Legacy and Opportunity: Industry and Innovation in the UK 

Within Curia's book 'Levelling Up 2.0: A Blueprint for the Future', Bim Afolami MP discusses the UK’s levelling up agenda, with a focus on the collaboration between the public and private sectors. 
Levelling Up 2.0
Bim Afolami headshot

Bim Afolami MP

Member of Parliament for Hitchin and Harpenden 

Within Curia’s book ‘Levelling Up 2.0: A Blueprint for the Future’, Bim Afolami MP discusses the UK’s levelling up agenda, with a focus on the collaboration between the public and private sectors. 

No country punches above its weight on knowledge, science, and innovation quite like the UK. We produce more high-quality scientific research papers than the United States, Germany, Italy, Japan, or France. The research and development ‘golden triangle’ of Oxford, Cambridge, and London remains the worldwide benchmark for quality and reliability. From Francis Bacon’s innovations in the scientific method, through Swann’s telescope, Stephenson’s steam engine, Bell’s telephone, Berners-Lee’s Internet, and to latter-day success stories such as the AstraZeneca vaccine, the inventions that shaped the modern world are overwhelmingly British.  

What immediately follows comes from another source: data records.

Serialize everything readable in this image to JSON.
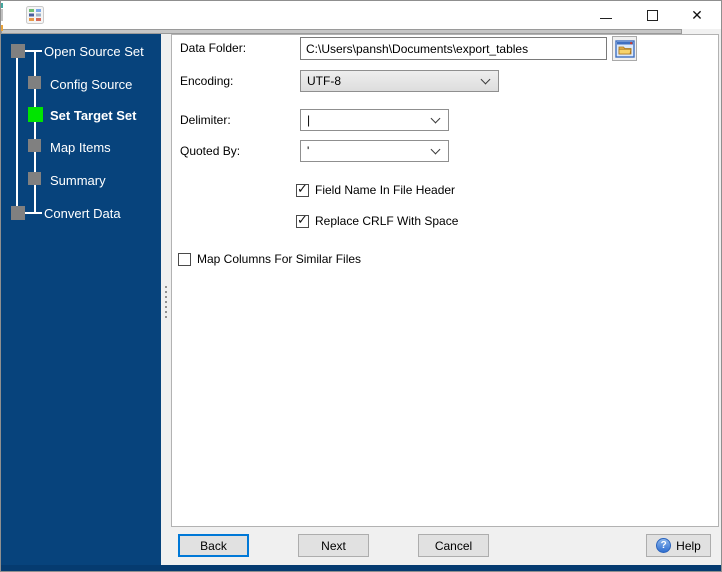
{
  "titlebar": {
    "title": "",
    "close_glyph": "✕"
  },
  "icons": {
    "check": "✓",
    "help": "?",
    "app_icon": "table-grid-icon",
    "browse": "open-folder-icon"
  },
  "colors": {
    "sidebar_bg": "#07437C",
    "active_step_green": "#00E400",
    "inactive_step_gray": "#808080",
    "focus_accent": "#0078D7",
    "bottom_strip": "#053B70"
  },
  "sidebar": {
    "items": [
      {
        "label": "Open Source Set",
        "active": false
      },
      {
        "label": "Config Source",
        "active": false
      },
      {
        "label": "Set Target Set",
        "active": true
      },
      {
        "label": "Map Items",
        "active": false
      },
      {
        "label": "Summary",
        "active": false
      },
      {
        "label": "Convert Data",
        "active": false
      }
    ]
  },
  "form": {
    "data_folder": {
      "label": "Data Folder:",
      "value": "C:\\Users\\pansh\\Documents\\export_tables"
    },
    "encoding": {
      "label": "Encoding:",
      "value": "UTF-8"
    },
    "delimiter": {
      "label": "Delimiter:",
      "value": "|"
    },
    "quoted_by": {
      "label": "Quoted By:",
      "value": "'"
    },
    "checkboxes": [
      {
        "label": "Field Name In File Header",
        "checked": true
      },
      {
        "label": "Replace CRLF With Space",
        "checked": true
      },
      {
        "label": "Map Columns For Similar Files",
        "checked": false
      }
    ]
  },
  "buttons": {
    "back": "Back",
    "next": "Next",
    "cancel": "Cancel",
    "help": "Help"
  }
}
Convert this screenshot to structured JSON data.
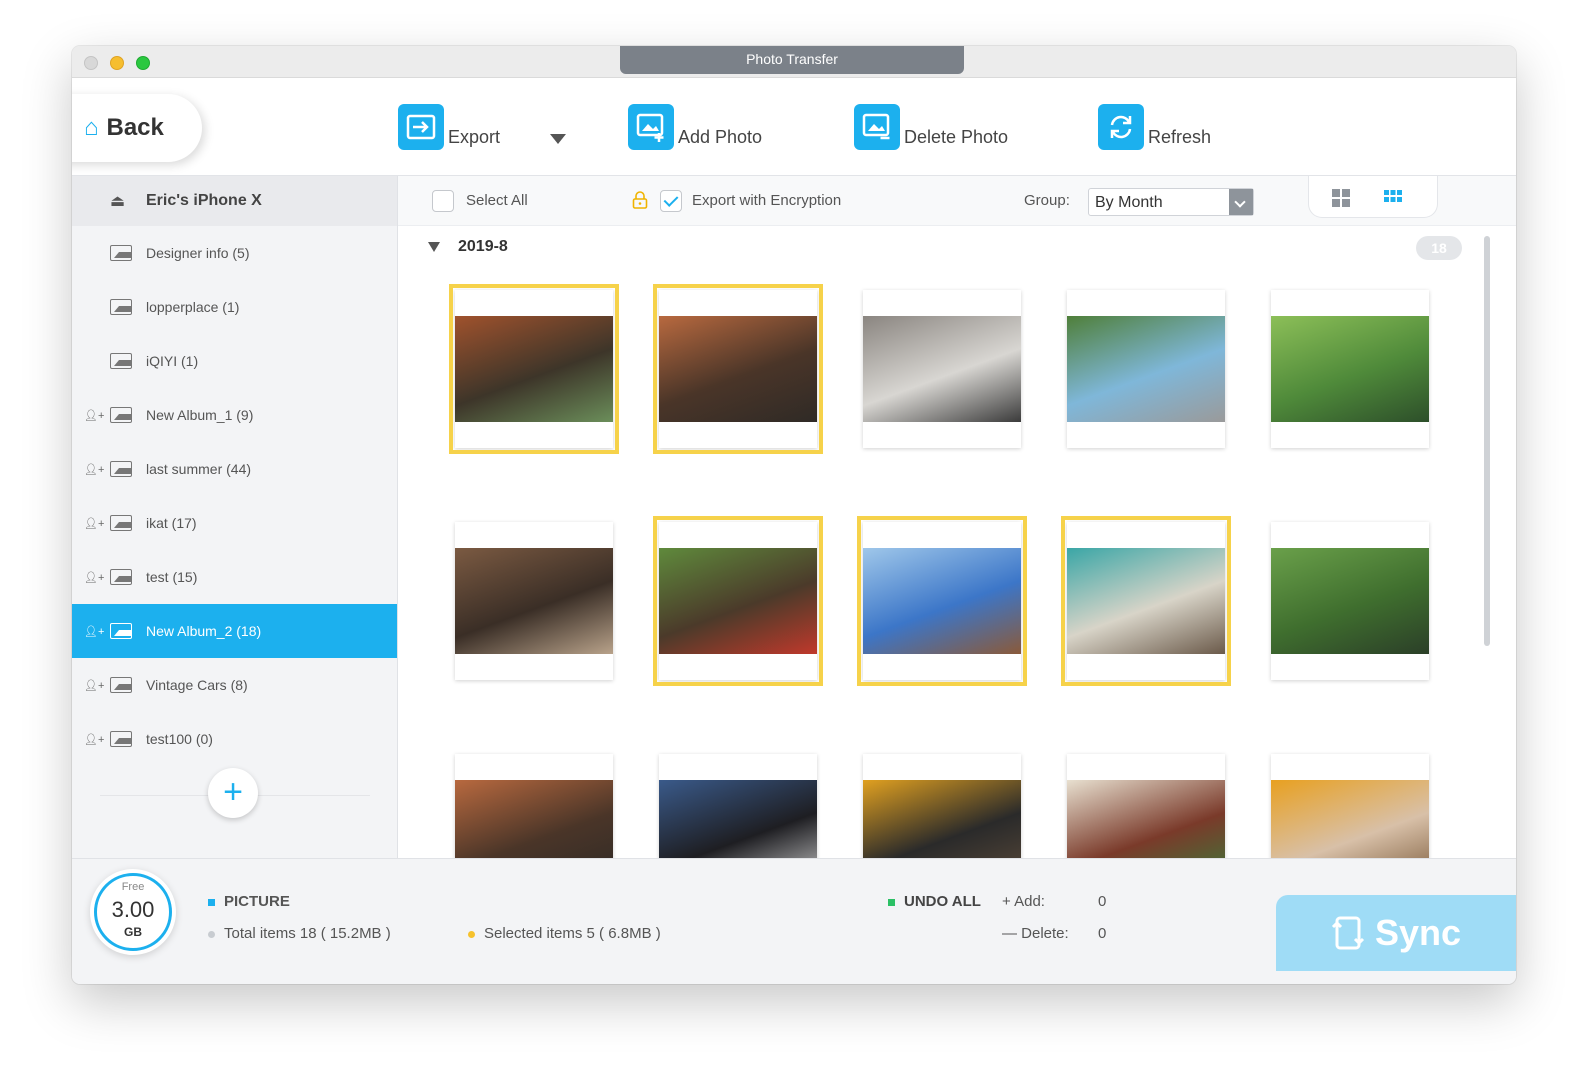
{
  "window": {
    "title": "Photo Transfer"
  },
  "toolbar": {
    "back_label": "Back",
    "export_label": "Export",
    "add_photo_label": "Add Photo",
    "delete_photo_label": "Delete Photo",
    "refresh_label": "Refresh",
    "accent_color": "#1cb0ee"
  },
  "sidebar": {
    "device_name": "Eric's iPhone X",
    "albums": [
      {
        "label": "Designer info (5)",
        "shared": false
      },
      {
        "label": "lopperplace (1)",
        "shared": false
      },
      {
        "label": "iQIYI (1)",
        "shared": false
      },
      {
        "label": "New Album_1 (9)",
        "shared": true
      },
      {
        "label": "last summer (44)",
        "shared": true
      },
      {
        "label": "ikat (17)",
        "shared": true
      },
      {
        "label": "test (15)",
        "shared": true
      },
      {
        "label": "New Album_2 (18)",
        "shared": true,
        "active": true
      },
      {
        "label": "Vintage Cars (8)",
        "shared": true
      },
      {
        "label": "test100 (0)",
        "shared": true
      }
    ],
    "add_album_icon": "plus-icon"
  },
  "filterbar": {
    "select_all_label": "Select All",
    "export_encryption_label": "Export with Encryption",
    "export_encryption_checked": true,
    "group_label": "Group:",
    "group_value": "By Month"
  },
  "gallery": {
    "section_label": "2019-8",
    "section_count": "18",
    "photos": [
      {
        "subject": "cacti pots",
        "selected": true
      },
      {
        "subject": "pizza on table",
        "selected": true
      },
      {
        "subject": "person crouching",
        "selected": false
      },
      {
        "subject": "coastal road",
        "selected": false
      },
      {
        "subject": "father and child in park",
        "selected": false
      },
      {
        "subject": "dog",
        "selected": false
      },
      {
        "subject": "child blowing bubbles",
        "selected": true
      },
      {
        "subject": "city skyline",
        "selected": true
      },
      {
        "subject": "teal door",
        "selected": true
      },
      {
        "subject": "child playing football",
        "selected": false
      },
      {
        "subject": "pizza slices",
        "selected": false
      },
      {
        "subject": "camera",
        "selected": false
      },
      {
        "subject": "food bowls",
        "selected": false
      },
      {
        "subject": "salad plate",
        "selected": false
      },
      {
        "subject": "soup bowl",
        "selected": false
      }
    ]
  },
  "footer": {
    "free_label": "Free",
    "free_value": "3.00",
    "free_unit": "GB",
    "category": "PICTURE",
    "total_items": "Total items 18 ( 15.2MB )",
    "selected_items": "Selected items 5 ( 6.8MB )",
    "undo_all": "UNDO ALL",
    "add_label": "+ Add:",
    "add_value": "0",
    "delete_label": "— Delete:",
    "delete_value": "0",
    "sync_label": "Sync"
  }
}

Our scientific assets and culture of innovation are not just reliable, they could be key to the levelling up agenda. While the ‘golden triangle’ and the South East host about 46 per cent of all UK R&D, too little is made of the other 54 per cent. Liverpool, Manchester, and Leeds are all home to new and exciting ideas in aerospace, aviation, and chemical engineering. Strengthening these secondary hubs of innovation and offering more opportunities for the cross-pollination of ideas will enable us to distribute the investment already in this country more broadly. In doing so, we can start to build those resilient reputations, not just resting on our Oxbridge laurels but using the reflective glow of our existing successes to incubate the excellent work being done elsewhere.  

Levelling Up Book
Curia’s book can be purchased here.

Breaking Down Barriers: Unlocking Potential and Innovation

As important as these jobs are to our communities, the rise in homeworking also provides the opportunity to harness human capital remotely. Many jobs can be accessed with just a laptop, and with stronger transport links and improved broadband, there is no reason why businesses cannot source their engineers and computer programmers from Middlesborough or Mid-Wales rather than Mile End. Opportunities are no longer confined to London, which reduces the flood of talented graduates into the capital’s crowded and expensive rental market.  

Many people worry about this trend, myself included, and there is, indeed, a concern that remote working might reduce our prosperity in the UK over time. Yet these fears are mostly unfounded. The opportunities in science and technology, which require creativity, curiosity, and firm technical knowledge, will come to the UK ahead of most other places. Why? We have a long, hard-won heritage and expertise in these areas, which cannot be easily replicated elsewhere.  

Crucially, jobs in science, technology, research, and engineering are what will revolutionise the rest of our economy by improving our flagging productivity – particularly if these jobs are married to an expanding industrial and manufacturing sector.  

Britain’s manufacturing sector was hit hardest by the Global Financial Crisis of 2008/9 and has seen a year-on-year productivity decline of 0.65 per cent per quarter, according to research conducted by economists at the Bank of England in late 2022. 

New methods, techniques, and technologies are what drive productivity by allowing our workforce to produce more in less time. This, in turn, drives up income and increases the overall production of that part, creating a surplus that can be exported to international markets. 

Producing Real-world Outcomes Through Collaboration 

Ensuring best practice is the key to solving our productivity puzzle. By putting the latest discoveries into place, we can sustain a core of high-quality, high-tech industry while our communities benefit from stable, long-term careers. 

Central to this is the need to reconsider the role of the state. Conservatives need to reconcile with the fact that a modern dynamic economy requires agile and active government that can set strategic policy and significant funding priorities, with a focus on long-term economic returns. The private sector can innovate and drive economic dynamism and value due to the unremitting logic of the profit motive. However, with the partnership of an effective state, some of the major strategic needs of the country – e.g. levelling up, energy security and transition, and improving education – can be met. 

Even with all of this said, it is difficult not to be struck by the potential that we have yet to unlock. With long-term thinking and long-term strategy, science has the potential to steer our long-term realignment towards the economy of the future.